When the sun is strong and steady, fish dries properly, turning clean and golden. The skin tightens evenly, the flesh firms, and the smell settles into something sharp but stable. When monsoon rains linger, the rhythm of shutki making falters. Moisture remains in the flesh. Instead of drying, the fish softens. Instead of preserving, it begins to spoil.
During heavy monsoon periods, rows of fish attract blowflies and beetles. Eggs are laid quickly. Infestation spreads at first unseen. For producers whose yearly income hangs from bamboo racks, loss is immediate. A spoiled batch is not simply waste. It is debt and uncertainty.
Under such pressure, some resort to chemicals. Organochlorine compounds such as DDT, Endosulfan, Dieldrin, and Heptachlor, along with organophosphates such as Dichlorvos, have been used to prevent infestation. These substances were once common in agriculture but were later restricted or banned in many parts of the world due to toxicity and environmental persistence.
Unlike salt, these chemicals do not remain only on the surface. They are fat-soluble and bind to oily fish tissue. Washing does not remove them. Cooking does not fully break them down. Dichlorvos acts quickly but carries acute toxic risks.
Shutki was born as protection, a way to guard food against time. When the climate becomes unpredictable, that protection is strained, and harmful practices threaten both public health and the reputation of this traditional food.
However, not all producers follow this path. Many continue to rely solely on the sun, salt, and vigilance. Some cover racks with nets to keep insects away. Others experiment with improved drying structures. In Moheshkhali, near Cox’s Bazar, producers in the organic fish market prepare loitta, Bombay duck, and churi, ribbonfish, using more controlled methods.
The fish are dipped in a saltwater mixture of turmeric and chilli powder, then dried. Turmeric acts as a natural antimicrobial agent. After treatment, the fish are placed on elevated bamboo racks covered with protective nets to reduce contamination from dust, soil microbes, and flies.
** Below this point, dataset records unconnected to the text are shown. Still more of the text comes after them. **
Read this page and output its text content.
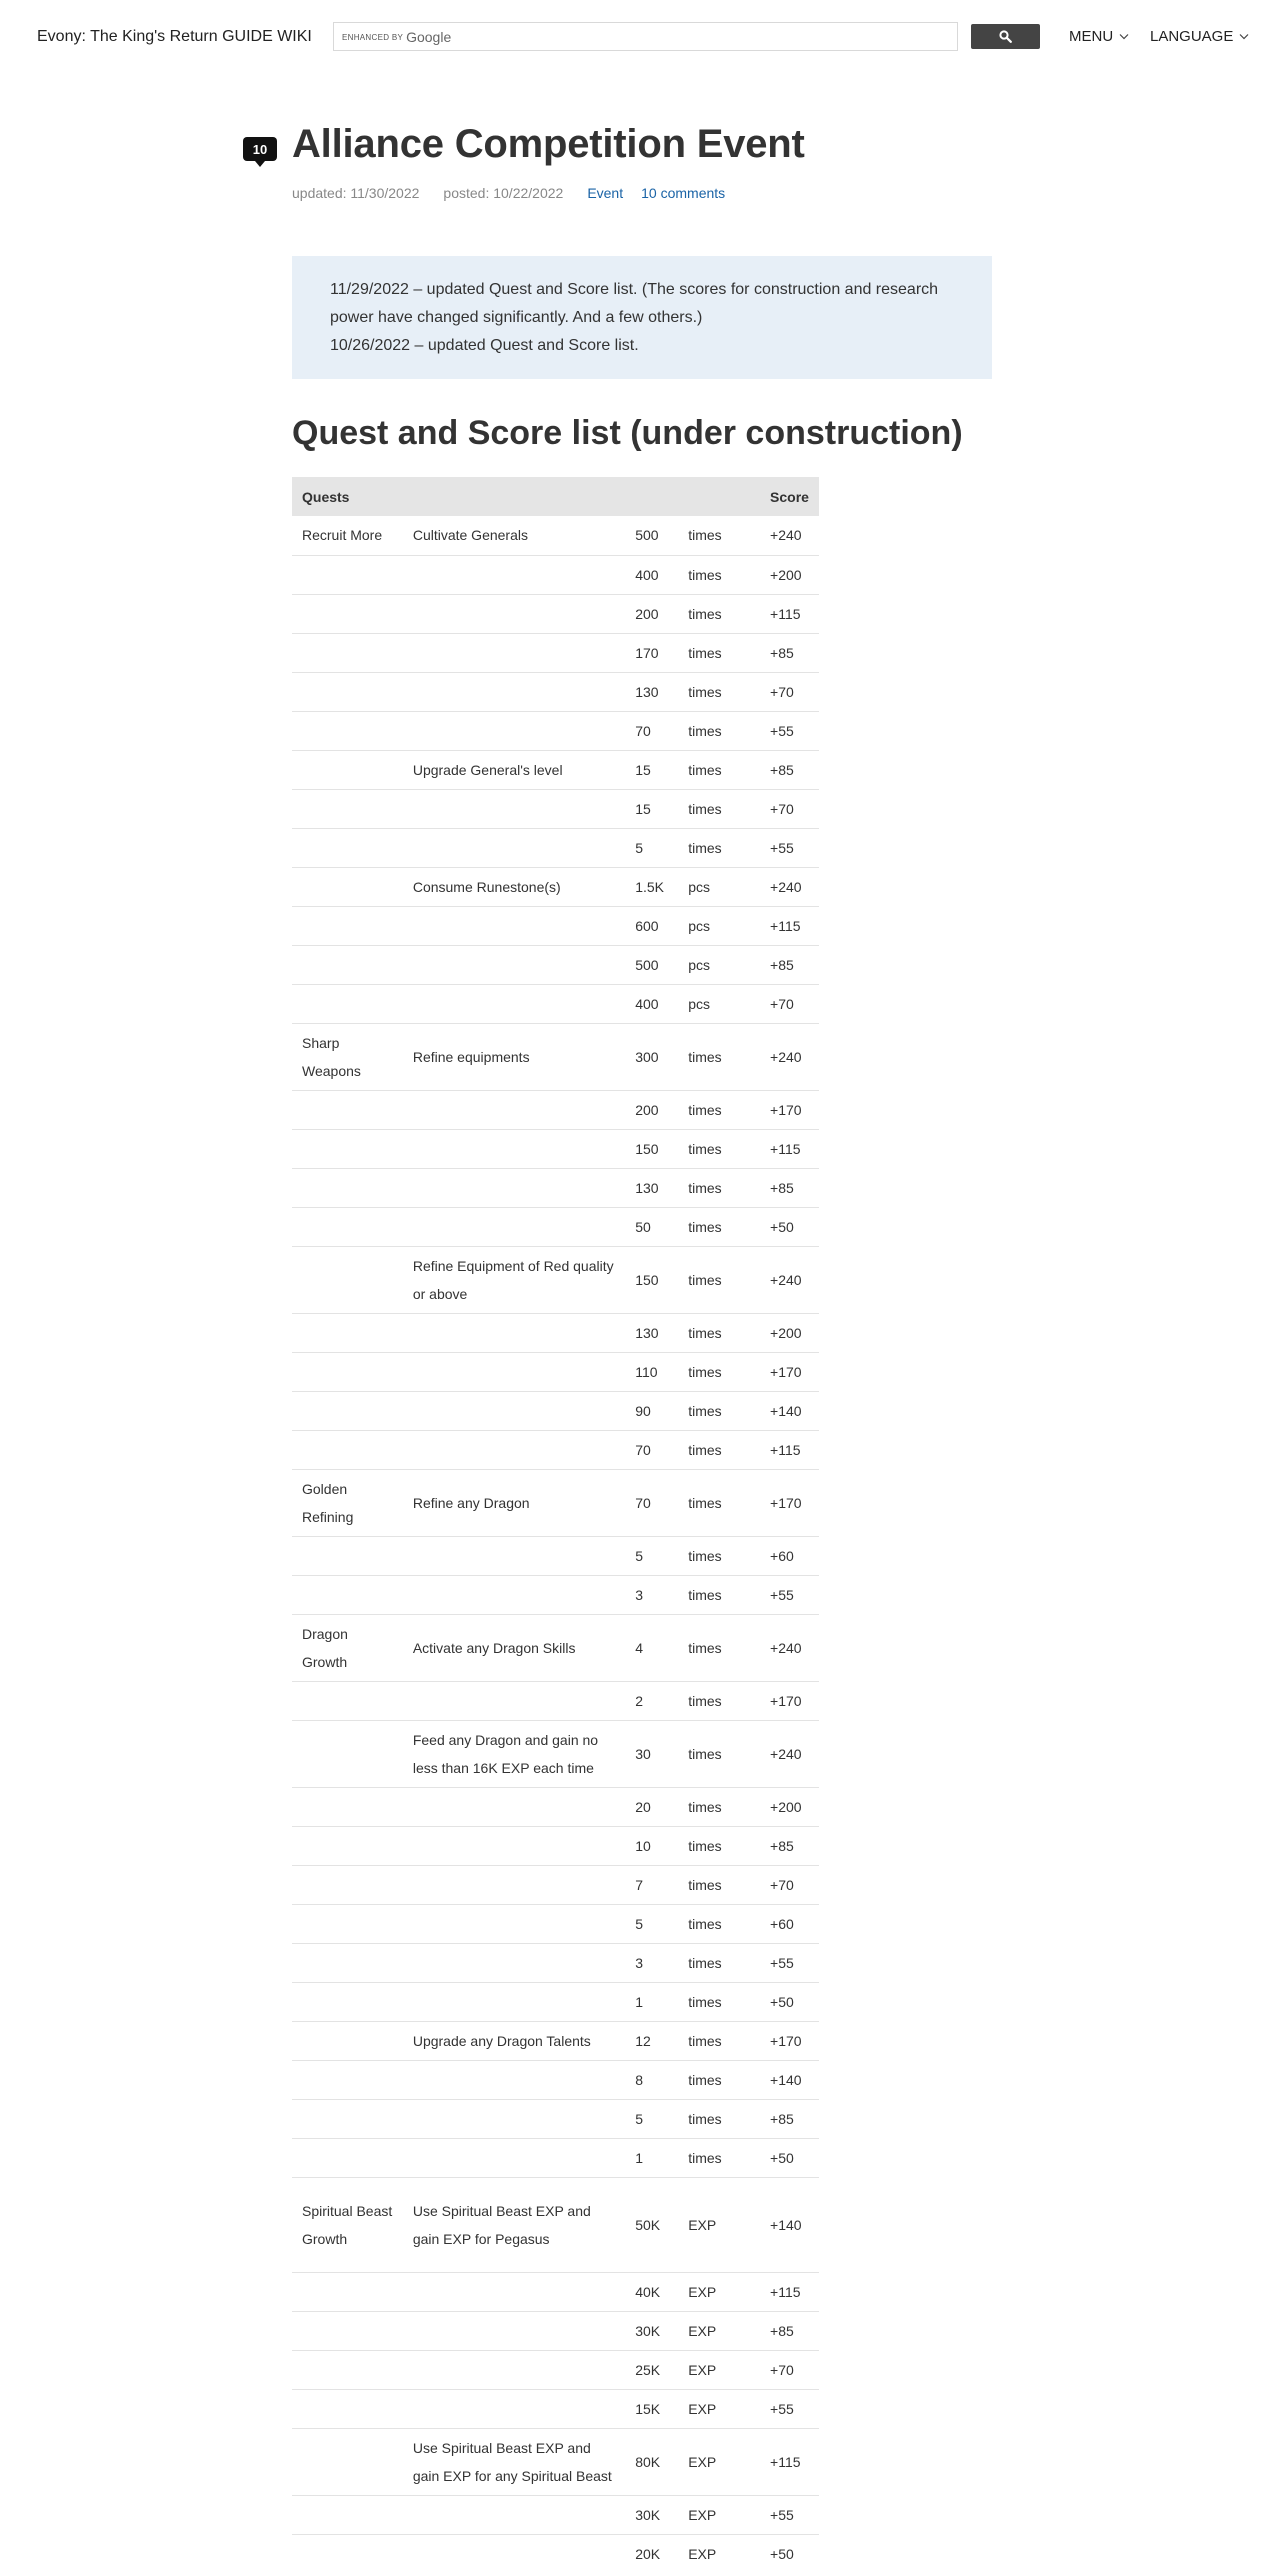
Evony: The King's Return GUIDE WIKI	ENHANCED BY Google	MENU LANGUAGE
10 Alliance Competition Event
updated: 11/30/2022 posted: 10/22/2022 Event 10 comments
11/29/2022 – updated Quest and Score list. (The scores for construction and research power have changed significantly. And a few others.)
10/26/2022 – updated Quest and Score list.
Quest and Score list (under construction)
Quests				Score
Recruit More	Cultivate Generals	500	times	+240
		400	times	+200
		200	times	+115
		170	times	+85
		130	times	+70
		70	times	+55
	Upgrade General's level	15	times	+85
		15	times	+70
		5	times	+55
	Consume Runestone(s)	1.5K	pcs	+240
		600	pcs	+115
		500	pcs	+85
		400	pcs	+70
Sharp Weapons	Refine equipments	300	times	+240
		200	times	+170
		150	times	+115
		130	times	+85
		50	times	+50
	Refine Equipment of Red quality or above	150	times	+240
		130	times	+200
		110	times	+170
		90	times	+140
		70	times	+115
Golden Refining	Refine any Dragon	70	times	+170
		5	times	+60
		3	times	+55
Dragon Growth	Activate any Dragon Skills	4	times	+240
		2	times	+170
	Feed any Dragon and gain no less than 16K EXP each time	30	times	+240
		20	times	+200
		10	times	+85
		7	times	+70
		5	times	+60
		3	times	+55
		1	times	+50
	Upgrade any Dragon Talents	12	times	+170
		8	times	+140
		5	times	+85
		1	times	+50
Spiritual Beast Growth	Use Spiritual Beast EXP and gain EXP for Pegasus	50K	EXP	+140
		40K	EXP	+115
		30K	EXP	+85
		25K	EXP	+70
		15K	EXP	+55
	Use Spiritual Beast EXP and gain EXP for any Spiritual Beast	80K	EXP	+115
		30K	EXP	+55
		20K	EXP	+50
According to a 2025 to 2026 survey by the Bangladesh Food Safety Authority, 400 samples from major dried fish markets were tested, and 87 per cent were free of harmful chemical residues. Yet many small-scale coastal producers operate informally, making full regulation difficult.
Encouragingly, in many parts of Bangladesh, dried fish production is gradually shifting toward safer and more organic practices. Where intense sunlight is unreliable, producers adapt by preparing moderately salted, slightly tender varieties that reduce spoilage risk.
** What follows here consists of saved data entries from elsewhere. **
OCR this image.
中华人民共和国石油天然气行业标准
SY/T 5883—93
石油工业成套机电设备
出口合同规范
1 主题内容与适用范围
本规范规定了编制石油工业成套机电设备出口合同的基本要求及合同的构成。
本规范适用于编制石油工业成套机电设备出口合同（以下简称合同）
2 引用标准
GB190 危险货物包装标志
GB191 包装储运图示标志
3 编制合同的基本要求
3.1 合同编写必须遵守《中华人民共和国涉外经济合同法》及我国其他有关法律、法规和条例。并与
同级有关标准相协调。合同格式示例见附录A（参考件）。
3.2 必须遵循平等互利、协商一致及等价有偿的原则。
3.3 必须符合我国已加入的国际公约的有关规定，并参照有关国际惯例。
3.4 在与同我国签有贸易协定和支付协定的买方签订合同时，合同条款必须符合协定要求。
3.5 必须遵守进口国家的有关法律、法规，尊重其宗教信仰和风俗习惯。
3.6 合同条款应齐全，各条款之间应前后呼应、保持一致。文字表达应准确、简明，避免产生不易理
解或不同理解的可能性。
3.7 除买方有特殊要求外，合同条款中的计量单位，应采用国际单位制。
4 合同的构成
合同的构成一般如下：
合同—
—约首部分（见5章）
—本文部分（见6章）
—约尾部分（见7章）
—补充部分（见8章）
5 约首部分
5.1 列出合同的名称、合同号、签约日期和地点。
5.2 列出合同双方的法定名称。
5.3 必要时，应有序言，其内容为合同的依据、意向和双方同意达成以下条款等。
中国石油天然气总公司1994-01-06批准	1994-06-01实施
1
Like every traditional food that shapes identity, shutki carries history within it. It reflects climate, labour, and generational knowledge. It holds the flavour of coast and river, shaped by necessity.
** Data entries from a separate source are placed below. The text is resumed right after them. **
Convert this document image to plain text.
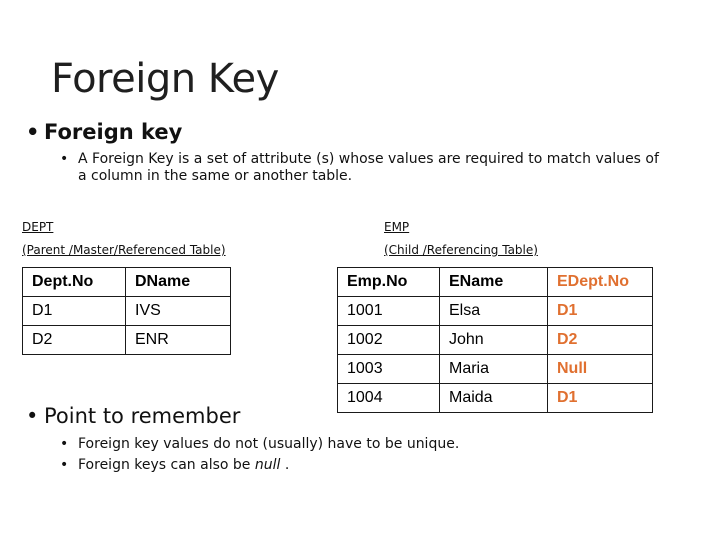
Foreign Key
• Foreign key
• A Foreign Key is a set of attribute (s) whose values are required to match values of a column in the same or another table.
DEPT
(Parent /Master/Referenced Table)
EMP
(Child /Referencing Table)
Dept.No	DName
D1	IVS
D2	ENR
Emp.No	EName	EDept.No
1001	Elsa	D1
1002	John	D2
1003	Maria	Null
1004	Maida	D1
• Point to remember
• Foreign key values do not (usually) have to be unique.
• Foreign keys can also be null .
A plate of Shutki Bhorta, mashed with roasted red chillies, garlic, and mustard oil, is fierce and unmistakable. It is a food born of scarcity, a way to preserve abundance for lean months.
Today, shutki travels far beyond its coastal origins. It is exported to the United Kingdom and the United States. In Detroit, it appears atop experimental pizzas, merging Mediterranean technique with Chittagonian heat. It has outgrown its humble reputation. No longer dismissed as “poor man’s protein,” shutki stands as a testament to adaptation and resilience, a flavour shaped by sun, salt, and survival.

A fisherman lifts his catch from a simple bamboo trap, the net still dripping from the floodwater. In Bangladesh’s seasonal wetlands, ingenuity replaces machinery. Hand-woven frames and gravity-fed nets harvest fish that move through submerged fields, turning temporary water into sustenance for the months ahead.